On éprouve d'abord un certain scrupule à penser que monsieur Claude Guéant a reçu mission d'entretenir en solo une casserolade médiatique permettant, en cette période électorale, de couvrir la voix de madame Marine Le Pen. On se dit ensuite que depuis quelques années tout est devenu possible, et qu'il se pourrait même qu'il se soit porté volontaire pour accomplir cette noble mission, dont, par ailleurs, il aurait eu la géniale idée.

Enfin, on admet qu'on s'en moque, après tout. Son numéro semble réussi, et sa dernière "saillie" fut assez féconde.

(Si j'ose dire.)

"Les agents des services publics évidemment ne doivent pas porter de signes religieux, manifester une quelconque préférence religieuse, mais les usagers du service public ne [le] doivent pas non plus."
(...)

"Par exemple, on sait qu'à l'hôpital il y a un certain nombre de personnes qui refusent, pour des femmes, des soins prodigués par des hommes.
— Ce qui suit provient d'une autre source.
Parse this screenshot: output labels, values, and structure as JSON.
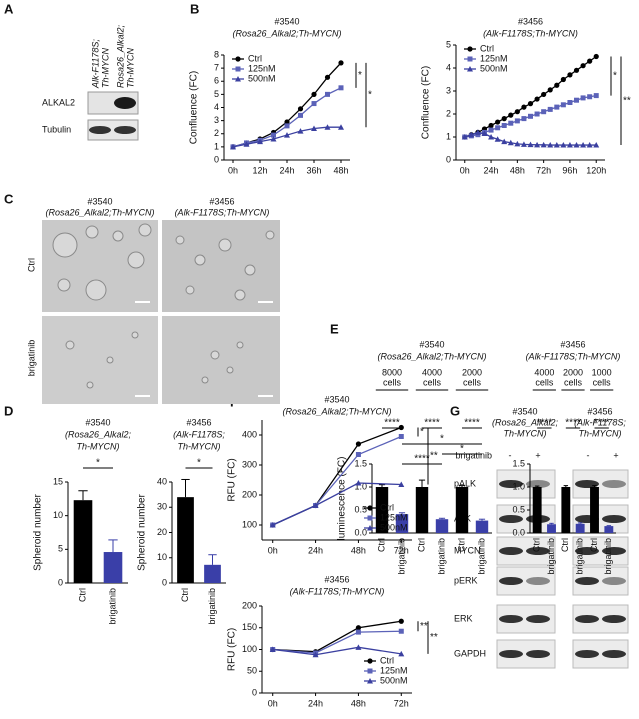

Et bien, ce n'est pas admissible."

Claude Guéant cherchant l'inspiration pour la suivante...

Entendue strictement, la première phrase de notre amateur de tintamarre ne peut que soulever quelques questions...

Que le très sérieux Figaro s'est empressé de poser à "l'entourage du ministre" :

Interrogé par lefigaro.fr, l'entourage du ministre a précisé la pensée de celui-ci. S'agit-il en effet d'interdire à une femme voilée, un homme portant une kippa, une croix chrétienne, de pénétrer dans un lieu public ? «Non», répond-on place Beauvau. C'est pourtant ce que la phrase du ministre pouvait laisser entendre.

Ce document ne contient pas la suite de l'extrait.